Buch Gregor, Schulz Andreas, Schmidtmann Irene, Strauch Konstantin, Wild Philipp S
Preventive Cardiology and Preventive Medicine, Department of Cardiology, University Medical Center of the Johannes Gutenberg University Mainz, Mainz, Germany.
German Center for Cardiovascular Research (DZHK), partner site Rhine-Main, Mainz, Germany.
Stat Med. 2023 Feb 10;42(3):331-352. doi: 10.1002/sim.9620. Epub 2022 Dec 22.

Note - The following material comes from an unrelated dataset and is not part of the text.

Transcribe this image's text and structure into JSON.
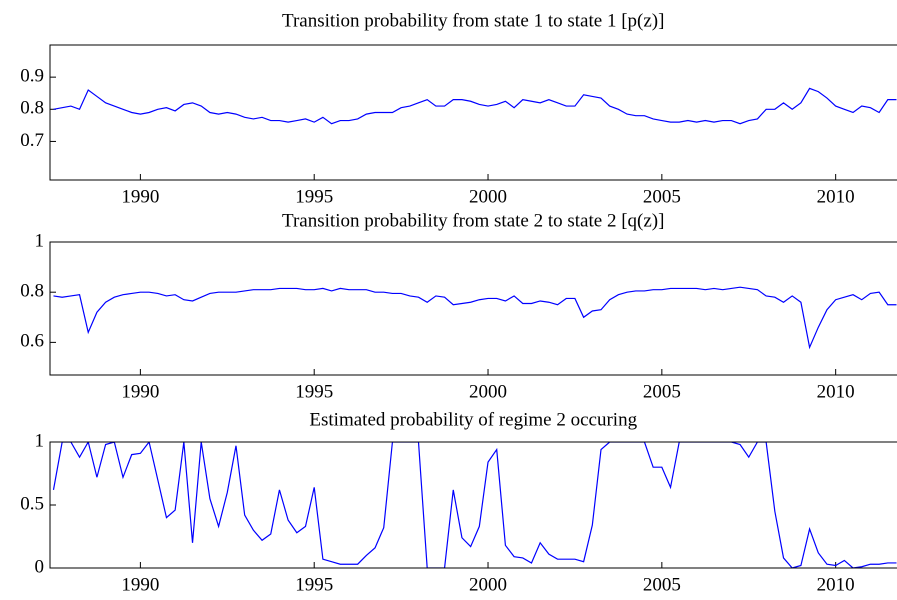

This review condenses the knowledge on variable selection methods implemented in R and appropriate for datasets with grouped features. The focus is on regularized regressions identified through a systematic review of the literature, following the Preferred Reporting Items for Systematic Reviews and Meta-Analyses guidelines. A total of 14 methods are discussed, most of which use penalty terms to perform group variable selection. Depending on how the methods account for the group structure, they can be classified into knowledge and data-driven approaches. The first encompass group-level and bi-level selection methods, while two-step approaches and collinearity-tolerant methods constitute the second category. The identified methods are briefly explained and their performance compared in a simulation study. This comparison demonstrated that group-level selection methods, such as the group minimax concave penalty, are superior to other methods in selecting relevant variable groups but are inferior in identifying important individual variables in scenarios where not all variables in the groups are predictive. This can be better achieved by bi-level selection methods such as group bridge. Two-step and collinearity-tolerant approaches such as elastic net and ordered homogeneity pursuit least absolute shrinkage and selection operator are inferior to knowledge-driven methods but provide results without requiring prior knowledge. Possible applications in proteomics are considered, leading to suggestions on which method to use depending on existing prior knowledge and research question.
本综述总结了R语言中实现的、适用于具有分组特征数据集的变量选择方法的相关知识。重点是通过遵循系统评价与Meta分析的首选报告项目指南,对文献进行系统评价后确定的正则化回归方法。共讨论了14种方法,其中大多数使用惩罚项来进行组变量选择。根据这些方法处理组结构的方式,可将它们分为基于知识和数据驱动的方法。前者包括组水平和双水平选择方法,而两步法和耐共线性方法构成了后者。对所确定的方法进行了简要解释,并在模拟研究中比较了它们的性能。这种比较表明,组水平选择方法,如组最小最大凹惩罚法,在选择相关变量组方面优于其他方法,但在并非组内所有变量都具有预测性的情况下,识别重要个体变量的能力较差。这可以通过双水平选择方法,如组桥法,来更好地实现。两步法和耐共线性方法,如弹性网络和有序同质性追踪最小绝对收缩和选择算子,不如基于知识的方法,但无需先验知识即可提供结果。文中考虑了蛋白质组学中的可能应用,并根据现有先验知识和研究问题,对使用哪种方法提出了建议。